If an insured wants to keep a life insurance policy beneficiary designation in place after a divorce, “he may do so by the simple act of sending a change-of-beneficiary form to his insurer,” Kagan writes.
But the court’s newest justice, Neil Gorsuch, writes in a dissent that, under the Contracts Clause of the U.S. Constitution, any state law that changes a contractual relationship retroactively is unconstitutional.
Many divorcing spouses may want to revoke the life insurance beneficiary designations they made while they were married, but “I do not see how a statute doesn’t substantially impair contracts just because it reflects ‘many’ people’s preferences,” Gorsuch writes.
The Minnesota law “substantially impairs life insurance contracts by retroactively revising their key term,” Gorsuch writes.
A document that includes both the majority opinion and the dissent is available here.
The Case
The man insured by the policy involved in the dispute, Mark Sveen, bought a life insurance policy from Metropolitan Life Insurance Company, a unit of MetLife Inc., in 1997. He married Kaye Melin later in 1997. In 1998, he named her to be his primary beneficiary.
Sveen and Melin divorced in 2007.
Sveen died in 2011, at the age of 46.
Melin said that she and Sveen had agreed that he would continue to make her the beneficiary of the life insurance policy.

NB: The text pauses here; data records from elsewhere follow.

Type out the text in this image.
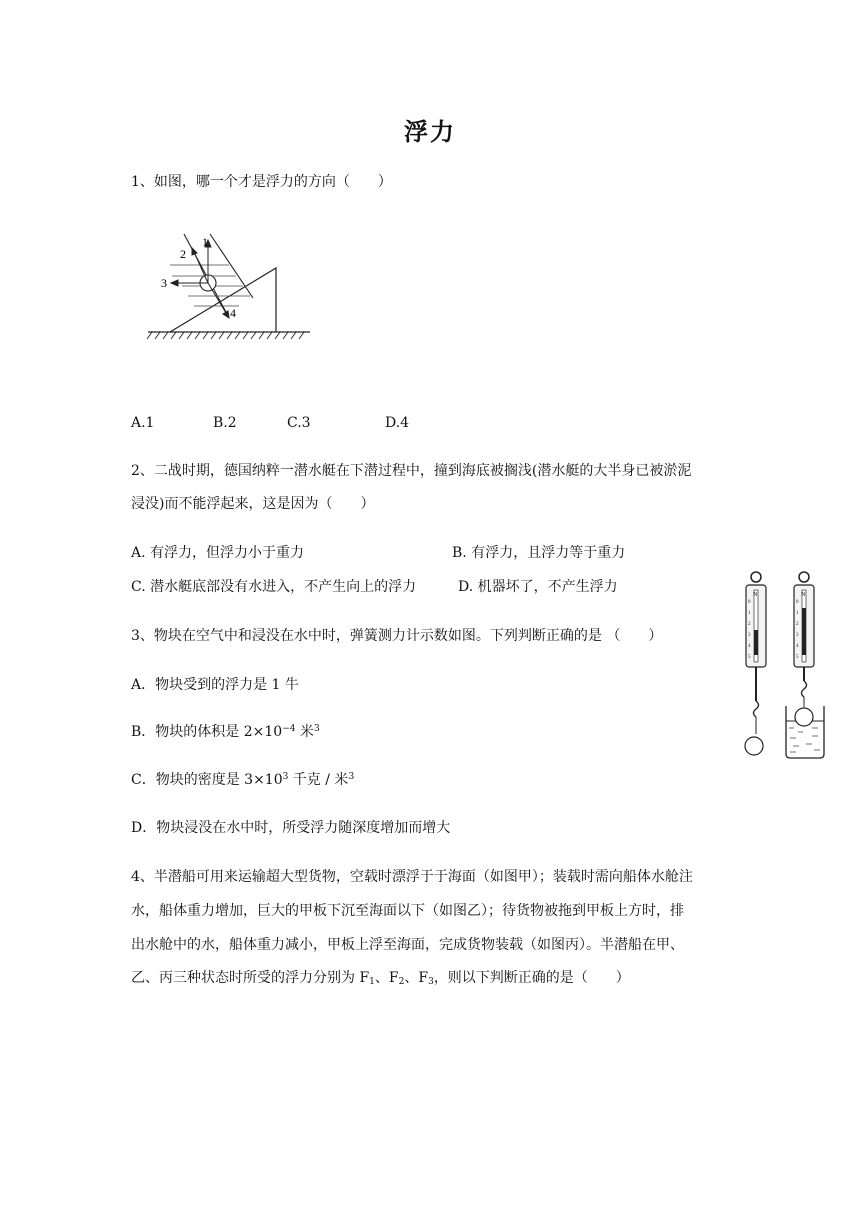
浮力
1、如图，哪一个才是浮力的方向（　　）
1
2
3
4
A.1	B.2	C.3	D.4
2、二战时期，德国纳粹一潜水艇在下潜过程中，撞到海底被搁浅(潜水艇的大半身已被淤泥
浸没)而不能浮起来，这是因为（　　）
A. 有浮力，但浮力小于重力	B. 有浮力，且浮力等于重力
C. 潜水艇底部没有水进入，不产生向上的浮力	D. 机器坏了，不产生浮力
3、物块在空气中和浸没在水中时，弹簧测力计示数如图。下列判断正确的是 （　　）
A．物块受到的浮力是 1 牛
B．物块的体积是 $2\times 10^{-4}$ 米$^3$
C．物块的密度是 $3\times 10^3$ 千克 / 米$^3$
D．物块浸没在水中时，所受浮力随深度增加而增大
N
0
1
2
3
4
5
N
0
1
2
3
4
5
4、半潜船可用来运输超大型货物，空载时漂浮于于海面（如图甲）；装载时需向船体水舱注
水，船体重力增加，巨大的甲板下沉至海面以下（如图乙）；待货物被拖到甲板上方时，排
出水舱中的水，船体重力减小，甲板上浮至海面，完成货物装载（如图丙）。半潜船在甲、
乙、丙三种状态时所受的浮力分别为 $F_1$、$F_2$、$F_3$，则以下判断正确的是（　　）
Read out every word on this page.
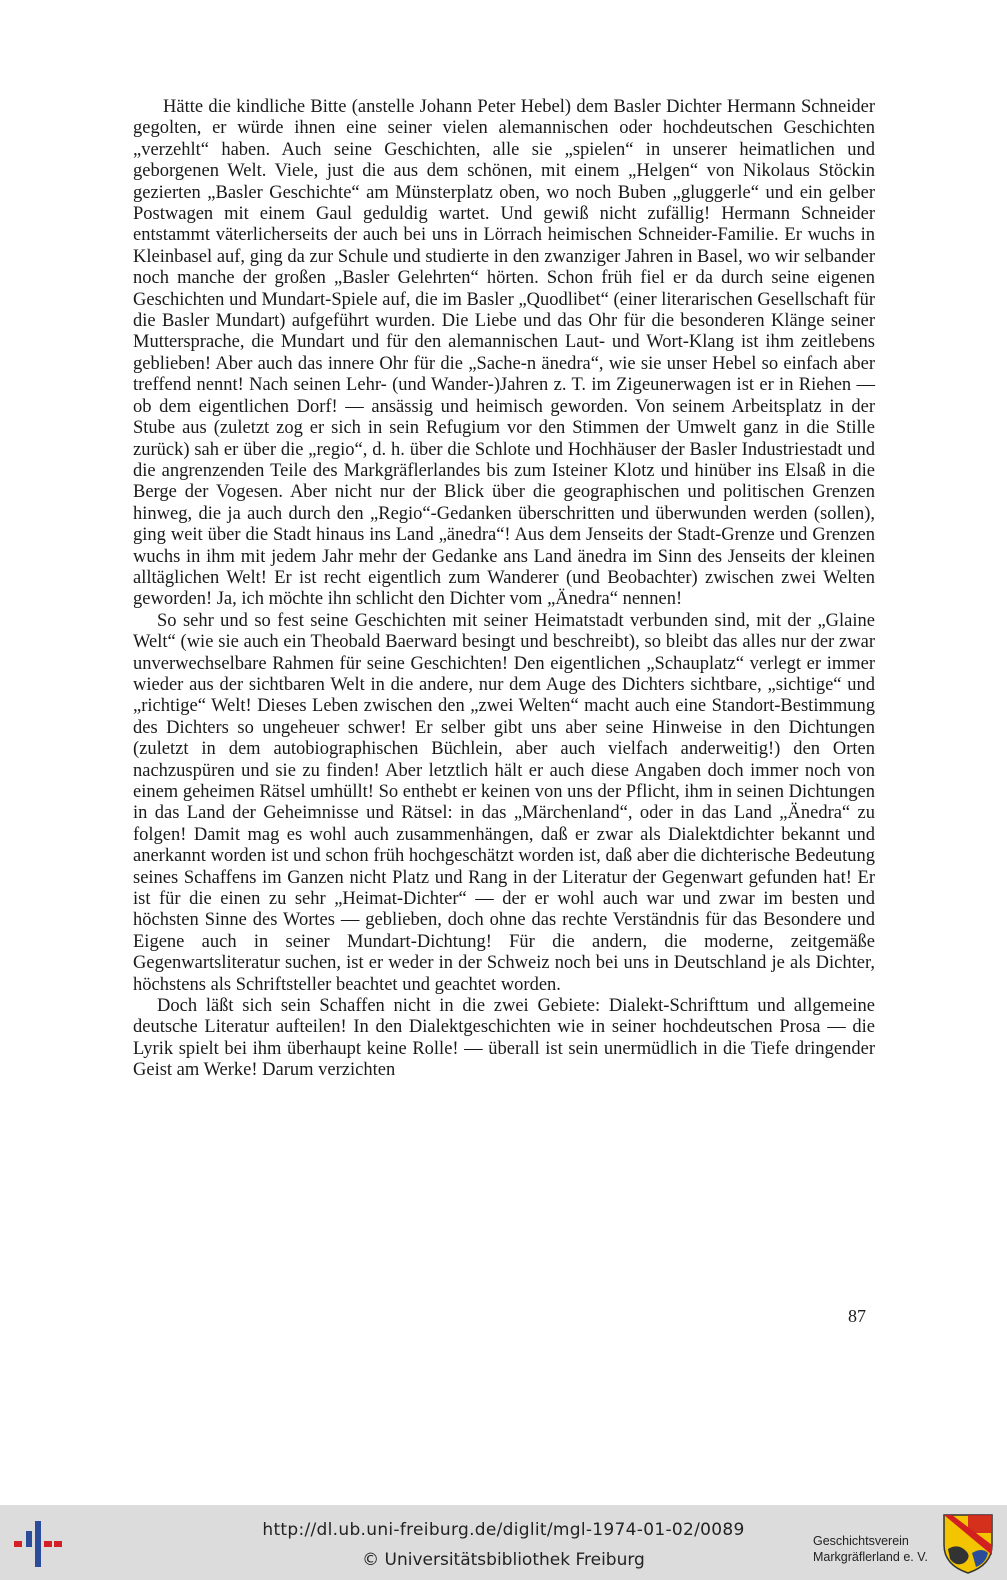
Hätte die kindliche Bitte (anstelle Johann Peter Hebel) dem Basler Dichter Hermann Schneider gegolten, er würde ihnen eine seiner vielen alemannischen oder hochdeutschen Geschichten „verzehlt“ haben. Auch seine Geschichten, alle sie „spielen“ in unserer heimatlichen und geborgenen Welt. Viele, just die aus dem schönen, mit einem „Helgen“ von Nikolaus Stöckin gezierten „Basler Geschichte“ am Münsterplatz oben, wo noch Buben „gluggerle“ und ein gelber Postwagen mit einem Gaul geduldig wartet. Und gewiß nicht zufällig! Hermann Schneider entstammt väterlicherseits der auch bei uns in Lörrach heimischen Schneider-Familie. Er wuchs in Kleinbasel auf, ging da zur Schule und studierte in den zwanziger Jahren in Basel, wo wir selbander noch manche der großen „Basler Gelehrten“ hörten. Schon früh fiel er da durch seine eigenen Geschichten und Mundart-Spiele auf, die im Basler „Quodlibet“ (einer literarischen Gesellschaft für die Basler Mundart) aufgeführt wurden. Die Liebe und das Ohr für die besonderen Klänge seiner Muttersprache, die Mundart und für den alemannischen Laut- und Wort-Klang ist ihm zeitlebens geblieben! Aber auch das innere Ohr für die „Sache-n änedra“, wie sie unser Hebel so einfach aber treffend nennt! Nach seinen Lehr- (und Wander-)Jahren z. T. im Zigeunerwagen ist er in Riehen — ob dem eigentlichen Dorf! — ansässig und heimisch geworden. Von seinem Arbeitsplatz in der Stube aus (zuletzt zog er sich in sein Refugium vor den Stimmen der Umwelt ganz in die Stille zurück) sah er über die „regio“, d. h. über die Schlote und Hochhäuser der Basler Industriestadt und die angrenzenden Teile des Markgräflerlandes bis zum Isteiner Klotz und hinüber ins Elsaß in die Berge der Vogesen. Aber nicht nur der Blick über die geographischen und politischen Grenzen hinweg, die ja auch durch den „Regio“-Gedanken überschritten und überwunden werden (sollen), ging weit über die Stadt hinaus ins Land „änedra“! Aus dem Jenseits der Stadt-Grenze und Grenzen wuchs in ihm mit jedem Jahr mehr der Gedanke ans Land änedra im Sinn des Jenseits der kleinen alltäglichen Welt! Er ist recht eigentlich zum Wanderer (und Beobachter) zwischen zwei Welten geworden! Ja, ich möchte ihn schlicht den Dichter vom „Änedra“ nennen!

So sehr und so fest seine Geschichten mit seiner Heimatstadt verbunden sind, mit der „Glaine Welt“ (wie sie auch ein Theobald Baerward besingt und beschreibt), so bleibt das alles nur der zwar unverwechselbare Rahmen für seine Geschichten! Den eigentlichen „Schauplatz“ verlegt er immer wieder aus der sichtbaren Welt in die andere, nur dem Auge des Dichters sichtbare, „sichtige“ und „richtige“ Welt! Dieses Leben zwischen den „zwei Welten“ macht auch eine Standort-Bestimmung des Dichters so ungeheuer schwer! Er selber gibt uns aber seine Hinweise in den Dichtungen (zuletzt in dem autobiographischen Büchlein, aber auch vielfach anderweitig!) den Orten nachzuspüren und sie zu finden! Aber letztlich hält er auch diese Angaben doch immer noch von einem geheimen Rätsel umhüllt! So enthebt er keinen von uns der Pflicht, ihm in seinen Dichtungen in das Land der Geheimnisse und Rätsel: in das „Märchenland“, oder in das Land „Änedra“ zu folgen! Damit mag es wohl auch zusammenhängen, daß er zwar als Dialektdichter bekannt und anerkannt worden ist und schon früh hochgeschätzt worden ist, daß aber die dichterische Bedeutung seines Schaffens im Ganzen nicht Platz und Rang in der Literatur der Gegenwart gefunden hat! Er ist für die einen zu sehr „Heimat-Dichter“ — der er wohl auch war und zwar im besten und höchsten Sinne des Wortes — geblieben, doch ohne das rechte Verständnis für das Besondere und Eigene auch in seiner Mundart-Dichtung! Für die andern, die moderne, zeitgemäße Gegenwartsliteratur suchen, ist er weder in der Schweiz noch bei uns in Deutschland je als Dichter, höchstens als Schriftsteller beachtet und geachtet worden.

Doch läßt sich sein Schaffen nicht in die zwei Gebiete: Dialekt-Schrifttum und allgemeine deutsche Literatur aufteilen! In den Dialektgeschichten wie in seiner hochdeutschen Prosa — die Lyrik spielt bei ihm überhaupt keine Rolle! — überall ist sein unermüdlich in die Tiefe dringender Geist am Werke! Darum verzichten

87
http://dl.ub.uni-freiburg.de/diglit/mgl-1974-01-02/0089
© Universitätsbibliothek Freiburg
Geschichtsverein
Markgräflerland e. V.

Lawyers for Melin, and for Mark Veen’s children from another marriage, never introduced any written documents showing what Mark Veen wanted to do about the beneficiary designation.
Metropolitan Life asked the U.S. District Court for the District of Minnesota for a determination about which parties should get the death benefits.
The district court ruled that the 2002 Minnesota beneficiary designation fix law should apply. The district court told Metropolitan Life to pay the death benefits to Mark Veen’s children.
The 8th U.S. Circuit Court of Appeals reversed that decision. The 8th Circuit ruled that the Contracts Clause of the U.S. Constitution, which forbids states from interfering with contractual rights retroactively, should block the Minnesota law, and a similar law enacted in Oklahoma.
Kagan’s Opinion
Kagan writes that a state law affecting contractual arrangements retroactively may be acceptable if it can pass a two-step test.
A court should first ask “whether the state law has ‘operated as a substantial impairment of a contractual relationship,’” Kagan writes.
The court should then ask whether the state law is “drawn in an ‘appropriate’ and ‘reasonable’ way to advance ‘a significant and legitimate public purpose,’” Kagan writes.
The 2002 Minnesota law seems to carry out most divorcing policyholders’ beneficiary designation wishes, and the burden it imposes on policyholders who want to override the effects of the state law is minimal, Kagan writes.
The Dissent
Gorsuch writes in his dissent that the drafters of the Contracts Clause put the clause in the Constitution because of concerns that states would impair contracts retroactively for political reasons, such as punishing “disfavored minorities for past conduct they are powerless to change.”
The cases that have softened the effects of the clause are much different from the Sveen case, Gorsuch writes.
Gorsuch contends that the majority is using two conflicting ideas to support its position.
The majority is saying, on the one hand, that any impairment that the Minnesota law causes for insurance contracts can be easily undone with a beneficiary designation change form, Gorsuch writes.
“Yet the court just finished telling us the statute is justified because most policyholders neglect theirbeneficiary designations after divorce,” Gorsuch writes. “Both claims cannot be true. The statute cannot simultaneously be necessary because people are inattentive to the details of their insurance policies and constitutional because they are hyperaware of those same details.”
Implications
One question is whether lawyers may be able to find ways to apply the Sveen case interpretation of the Contracts Clause to other state efforts to regulate insurance policies, or other types of contracts.
An older Contracts Clause case, for example, Home Building & Loan Association v. Blaisdell, dealt with a dispute over whether Minnesota had the ability, during the Great Depression, to temporarily restrict mortgage foreclosures.
In 2016, the Contracts Clause came up in connection with a New York state workers’ compensation insurance case. Insurers argued that a 2013 state law increased their workers’ comp liability retroactively. A state court ruled in the insurers’ favor, holding that the retroactive effects of the 2013 state law did violate the Contracts Clause.
Gorsuch, however, provides no hypothetical examples in his dissent of how parties might use the new Sveen interpretation of the Contracts Clause in connection with other court cases.